10/24/2013 05:20 EDT | Updated 12/24/2013 05:12 EST

Let's Give Bell Canada the Backlash It Deserves

When analyzing Bell Canada's controversial decision to track customers' every move for advertising reasons lets set aside privacy issues for a minute and look at it simply from the perspective of a business decision. And when you do, this smells an awful lot like Rogers cable's negative option gaffe almost 20 years ago.

That's because Bell is changing the terms of service to customers without giving said customers any benefit, just like Rogers back in 1995. After weeks of relentless customer backlash, Rogers finally listened to its customers and returned the terms of service back to what customers signed up for.

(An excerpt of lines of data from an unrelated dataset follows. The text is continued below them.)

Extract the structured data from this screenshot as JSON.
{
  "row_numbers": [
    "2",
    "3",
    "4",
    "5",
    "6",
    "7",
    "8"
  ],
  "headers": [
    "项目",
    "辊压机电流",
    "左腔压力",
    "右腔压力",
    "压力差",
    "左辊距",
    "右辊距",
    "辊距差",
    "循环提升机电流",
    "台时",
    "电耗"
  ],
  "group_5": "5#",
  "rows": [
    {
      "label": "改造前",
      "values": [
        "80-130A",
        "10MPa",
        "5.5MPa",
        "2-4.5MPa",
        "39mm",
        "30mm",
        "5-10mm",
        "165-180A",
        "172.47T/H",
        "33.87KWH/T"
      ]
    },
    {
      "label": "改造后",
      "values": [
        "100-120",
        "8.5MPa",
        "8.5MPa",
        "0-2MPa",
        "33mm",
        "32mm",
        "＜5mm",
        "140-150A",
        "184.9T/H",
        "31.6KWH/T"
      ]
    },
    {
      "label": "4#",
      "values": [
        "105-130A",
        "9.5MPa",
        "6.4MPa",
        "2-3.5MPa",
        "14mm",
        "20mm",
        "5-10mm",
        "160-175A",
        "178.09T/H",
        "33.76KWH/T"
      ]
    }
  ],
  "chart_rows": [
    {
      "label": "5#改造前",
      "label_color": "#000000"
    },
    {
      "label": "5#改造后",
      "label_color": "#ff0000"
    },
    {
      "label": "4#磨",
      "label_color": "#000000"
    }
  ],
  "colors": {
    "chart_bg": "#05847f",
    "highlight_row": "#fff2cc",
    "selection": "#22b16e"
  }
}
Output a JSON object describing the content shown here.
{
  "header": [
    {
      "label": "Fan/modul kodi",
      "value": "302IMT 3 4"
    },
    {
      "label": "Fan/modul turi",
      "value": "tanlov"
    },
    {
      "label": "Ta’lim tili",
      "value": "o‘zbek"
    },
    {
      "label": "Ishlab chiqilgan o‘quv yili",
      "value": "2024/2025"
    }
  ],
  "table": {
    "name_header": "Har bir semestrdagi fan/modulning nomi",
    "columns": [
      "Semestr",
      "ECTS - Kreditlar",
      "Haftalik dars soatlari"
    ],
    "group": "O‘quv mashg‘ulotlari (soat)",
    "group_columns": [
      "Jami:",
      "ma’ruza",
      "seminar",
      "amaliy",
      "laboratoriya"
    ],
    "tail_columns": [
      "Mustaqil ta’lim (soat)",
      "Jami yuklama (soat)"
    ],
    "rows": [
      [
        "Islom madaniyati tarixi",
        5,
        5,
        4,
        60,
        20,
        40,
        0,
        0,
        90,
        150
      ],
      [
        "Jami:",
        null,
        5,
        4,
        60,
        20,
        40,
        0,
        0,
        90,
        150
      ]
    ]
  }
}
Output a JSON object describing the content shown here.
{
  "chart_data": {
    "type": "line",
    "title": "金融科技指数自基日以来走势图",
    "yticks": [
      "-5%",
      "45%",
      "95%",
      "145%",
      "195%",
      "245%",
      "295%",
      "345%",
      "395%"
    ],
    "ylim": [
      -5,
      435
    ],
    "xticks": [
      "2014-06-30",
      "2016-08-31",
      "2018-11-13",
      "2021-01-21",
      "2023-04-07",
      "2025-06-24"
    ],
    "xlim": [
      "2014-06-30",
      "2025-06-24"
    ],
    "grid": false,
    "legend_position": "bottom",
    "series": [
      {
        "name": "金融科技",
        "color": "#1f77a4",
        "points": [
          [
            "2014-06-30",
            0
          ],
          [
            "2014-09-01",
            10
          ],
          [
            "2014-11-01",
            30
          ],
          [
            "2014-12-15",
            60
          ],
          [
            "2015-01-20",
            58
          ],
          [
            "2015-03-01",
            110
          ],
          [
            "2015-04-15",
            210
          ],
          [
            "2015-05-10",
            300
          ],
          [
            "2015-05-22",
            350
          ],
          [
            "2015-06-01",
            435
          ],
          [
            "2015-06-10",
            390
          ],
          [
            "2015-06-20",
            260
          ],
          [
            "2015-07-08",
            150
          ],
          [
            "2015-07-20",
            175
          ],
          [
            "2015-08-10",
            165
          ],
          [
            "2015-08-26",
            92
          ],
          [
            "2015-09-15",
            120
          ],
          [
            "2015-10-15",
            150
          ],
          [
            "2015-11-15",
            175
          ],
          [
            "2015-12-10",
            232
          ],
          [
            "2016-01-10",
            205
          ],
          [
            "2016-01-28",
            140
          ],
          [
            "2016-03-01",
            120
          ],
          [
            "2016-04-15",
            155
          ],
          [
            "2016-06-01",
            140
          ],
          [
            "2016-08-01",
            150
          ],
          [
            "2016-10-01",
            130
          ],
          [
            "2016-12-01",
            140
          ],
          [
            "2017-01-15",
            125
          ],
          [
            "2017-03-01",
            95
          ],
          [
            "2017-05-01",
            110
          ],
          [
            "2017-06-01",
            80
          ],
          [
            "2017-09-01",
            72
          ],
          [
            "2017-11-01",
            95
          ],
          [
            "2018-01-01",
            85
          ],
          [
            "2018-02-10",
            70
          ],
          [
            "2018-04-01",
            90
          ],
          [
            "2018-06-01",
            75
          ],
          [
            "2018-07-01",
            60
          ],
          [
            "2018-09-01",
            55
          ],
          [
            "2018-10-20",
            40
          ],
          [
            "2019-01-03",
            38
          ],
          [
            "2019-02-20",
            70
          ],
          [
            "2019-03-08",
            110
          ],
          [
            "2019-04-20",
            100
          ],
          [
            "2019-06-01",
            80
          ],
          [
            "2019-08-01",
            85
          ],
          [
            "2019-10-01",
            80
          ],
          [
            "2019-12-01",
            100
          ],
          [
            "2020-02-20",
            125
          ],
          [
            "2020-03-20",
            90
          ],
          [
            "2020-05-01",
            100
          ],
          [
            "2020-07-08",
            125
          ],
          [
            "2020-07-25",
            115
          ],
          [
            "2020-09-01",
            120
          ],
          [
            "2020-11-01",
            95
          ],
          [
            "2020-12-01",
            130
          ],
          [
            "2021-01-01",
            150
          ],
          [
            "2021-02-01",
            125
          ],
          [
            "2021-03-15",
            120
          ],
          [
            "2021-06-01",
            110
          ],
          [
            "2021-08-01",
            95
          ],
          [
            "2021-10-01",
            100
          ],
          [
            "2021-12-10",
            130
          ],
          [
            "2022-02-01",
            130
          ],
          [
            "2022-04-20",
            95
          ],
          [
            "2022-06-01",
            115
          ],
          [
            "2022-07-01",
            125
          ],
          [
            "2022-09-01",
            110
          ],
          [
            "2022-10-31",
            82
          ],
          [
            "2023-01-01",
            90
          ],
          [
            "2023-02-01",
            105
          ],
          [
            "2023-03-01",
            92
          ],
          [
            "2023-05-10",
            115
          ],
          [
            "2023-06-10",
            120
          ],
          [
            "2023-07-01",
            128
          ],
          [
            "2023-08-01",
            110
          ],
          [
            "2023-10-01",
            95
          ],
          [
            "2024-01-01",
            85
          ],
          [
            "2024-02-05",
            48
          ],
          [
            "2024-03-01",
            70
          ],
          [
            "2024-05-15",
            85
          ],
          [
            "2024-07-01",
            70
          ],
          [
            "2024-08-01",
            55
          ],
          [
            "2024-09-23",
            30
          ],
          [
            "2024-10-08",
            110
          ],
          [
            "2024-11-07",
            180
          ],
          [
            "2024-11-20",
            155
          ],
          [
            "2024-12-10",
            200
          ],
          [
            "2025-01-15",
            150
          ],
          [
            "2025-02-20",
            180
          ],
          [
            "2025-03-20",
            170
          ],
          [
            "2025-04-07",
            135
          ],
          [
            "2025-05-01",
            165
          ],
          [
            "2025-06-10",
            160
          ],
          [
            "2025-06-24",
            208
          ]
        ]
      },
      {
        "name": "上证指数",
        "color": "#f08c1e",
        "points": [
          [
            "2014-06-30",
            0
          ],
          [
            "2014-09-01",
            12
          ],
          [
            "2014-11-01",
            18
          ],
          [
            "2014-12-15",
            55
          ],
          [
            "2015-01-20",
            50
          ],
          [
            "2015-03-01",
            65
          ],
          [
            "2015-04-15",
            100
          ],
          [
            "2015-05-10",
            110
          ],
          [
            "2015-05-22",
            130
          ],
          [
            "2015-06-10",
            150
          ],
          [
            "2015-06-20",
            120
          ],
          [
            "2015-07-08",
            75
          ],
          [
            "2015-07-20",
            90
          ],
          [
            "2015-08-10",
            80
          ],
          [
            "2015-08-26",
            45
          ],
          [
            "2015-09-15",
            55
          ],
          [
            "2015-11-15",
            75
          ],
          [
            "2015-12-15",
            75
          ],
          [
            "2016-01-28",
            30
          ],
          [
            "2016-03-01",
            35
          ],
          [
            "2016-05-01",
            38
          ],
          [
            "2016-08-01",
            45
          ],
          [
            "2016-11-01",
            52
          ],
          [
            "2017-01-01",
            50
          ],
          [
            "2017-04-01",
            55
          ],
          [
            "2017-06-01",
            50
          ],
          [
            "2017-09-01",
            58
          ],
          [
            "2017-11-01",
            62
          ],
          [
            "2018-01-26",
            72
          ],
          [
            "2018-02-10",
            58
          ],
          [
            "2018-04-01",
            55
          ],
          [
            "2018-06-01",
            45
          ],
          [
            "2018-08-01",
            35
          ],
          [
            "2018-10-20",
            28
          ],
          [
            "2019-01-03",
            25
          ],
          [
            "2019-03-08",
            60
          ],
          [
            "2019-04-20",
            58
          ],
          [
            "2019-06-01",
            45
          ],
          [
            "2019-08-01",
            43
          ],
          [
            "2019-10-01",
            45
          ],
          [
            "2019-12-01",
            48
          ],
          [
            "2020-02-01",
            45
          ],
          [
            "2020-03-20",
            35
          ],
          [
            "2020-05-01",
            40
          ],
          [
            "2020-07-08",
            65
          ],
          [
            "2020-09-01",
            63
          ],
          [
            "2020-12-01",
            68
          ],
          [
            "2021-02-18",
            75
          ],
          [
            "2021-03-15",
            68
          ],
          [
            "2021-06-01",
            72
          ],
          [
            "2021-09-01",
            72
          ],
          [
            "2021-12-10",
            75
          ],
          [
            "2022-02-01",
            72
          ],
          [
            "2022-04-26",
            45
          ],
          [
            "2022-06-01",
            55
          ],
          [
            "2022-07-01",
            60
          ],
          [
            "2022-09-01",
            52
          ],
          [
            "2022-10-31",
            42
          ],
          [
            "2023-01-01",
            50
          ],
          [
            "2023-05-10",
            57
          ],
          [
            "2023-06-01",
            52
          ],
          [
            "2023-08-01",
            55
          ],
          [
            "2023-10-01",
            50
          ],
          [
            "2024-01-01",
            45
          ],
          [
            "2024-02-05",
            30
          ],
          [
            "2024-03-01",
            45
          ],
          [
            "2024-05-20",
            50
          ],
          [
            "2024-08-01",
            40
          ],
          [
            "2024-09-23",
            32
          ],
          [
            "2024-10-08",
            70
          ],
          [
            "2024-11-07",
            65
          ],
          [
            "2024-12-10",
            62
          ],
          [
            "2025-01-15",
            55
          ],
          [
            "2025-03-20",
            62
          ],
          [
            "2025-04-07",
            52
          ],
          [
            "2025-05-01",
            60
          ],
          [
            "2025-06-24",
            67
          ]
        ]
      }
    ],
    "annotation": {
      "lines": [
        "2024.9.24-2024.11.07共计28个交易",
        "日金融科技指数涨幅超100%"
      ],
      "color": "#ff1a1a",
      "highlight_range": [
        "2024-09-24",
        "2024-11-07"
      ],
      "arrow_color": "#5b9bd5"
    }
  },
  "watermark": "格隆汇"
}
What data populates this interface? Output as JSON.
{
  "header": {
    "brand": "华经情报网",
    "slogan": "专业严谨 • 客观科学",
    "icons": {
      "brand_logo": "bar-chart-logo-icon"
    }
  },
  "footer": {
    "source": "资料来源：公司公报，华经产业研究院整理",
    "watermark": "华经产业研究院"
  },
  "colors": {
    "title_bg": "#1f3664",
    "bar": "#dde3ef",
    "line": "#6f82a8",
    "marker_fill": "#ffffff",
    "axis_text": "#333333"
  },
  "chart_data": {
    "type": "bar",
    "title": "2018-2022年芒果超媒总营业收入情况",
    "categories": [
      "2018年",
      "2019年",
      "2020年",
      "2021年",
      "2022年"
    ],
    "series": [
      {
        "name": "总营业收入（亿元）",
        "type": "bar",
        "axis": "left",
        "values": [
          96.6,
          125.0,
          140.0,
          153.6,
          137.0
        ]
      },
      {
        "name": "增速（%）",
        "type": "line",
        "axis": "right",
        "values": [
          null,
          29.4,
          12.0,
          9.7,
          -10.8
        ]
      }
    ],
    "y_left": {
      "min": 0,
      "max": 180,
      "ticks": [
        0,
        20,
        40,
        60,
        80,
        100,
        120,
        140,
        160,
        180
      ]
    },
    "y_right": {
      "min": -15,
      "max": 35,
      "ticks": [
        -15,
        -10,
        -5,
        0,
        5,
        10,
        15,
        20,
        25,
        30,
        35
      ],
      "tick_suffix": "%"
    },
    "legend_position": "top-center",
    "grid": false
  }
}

Bell is in the early stages, sticking to its corporate guns and denying there's a problem as the uproar grows.

Beginning Nov. 16, Bell plans to change its privacy policy so that it can utilize the personal information data of customers to target advertisements based on where you've been, what website you've visited etc. Bell says it will begin with its almost 8 million cellular customers and then move to all customers.

You might think that it's no big deal because Google, Facebook, Twitter, Linked In and many others do similar things.

But here's the rub: those are all free services. Users get benefit from those services in exchange for allowing the use of their personal information. In other words users are not the "customer" of those services but the "product". The real customers of those firms are the organizations that pay them for the information they have and target advertisements based upon it. It's a tradeoff that users have shown they're generally willing to accept, and if they're not they can choose to opt out with a click of their mouse and move to a competitor.

Bell has announced they intend to enter this same business of monetizing customer information. That might be a perfectly acceptable business opportunity for them but there's one very significant difference. Last time we checked, Bell charges hefty fees for its cellular, Internet and phone services. They are most definitely not free services.

So, where's the benefit to Bell's customers? If you believe Bell, the benefit is they will get ads that they're interested in, not general ads that they're not interested in.

Does that sound like a fair trade for your personal information? Most people I ask don't think so.

If Bell wants to both charge users for services AND make money based on their data they need to offset the new privacy intrusion with additional tangible benefits in exchange. Google lets us access all the worlds' information easily. Facebook allows us to connect with our friends. LinkedIn lets us keep in touch with business contacts.

What value will Bell offer us in exchange for our data? Will they lower the cost of our internet or cell phone service if we choose to opt in to the new system? Now that's worth a conversation.

And finally, whatever they do it's got to be optional.

In his autobiography Relentless, the late Ted Rogers addressed the negative option fiasco and wrote, we "forgot about the customer... it was a mistake that was quickly rectified and has not been repeated, nor will it ever be repeated at Rogers."

Bell -- and others for that matter -- would do well to heed the advice of the great entrepreneur before they suffer a severe customer backlash similar to the negative option billing uproar. They simply can't implement a "negative option" data grab.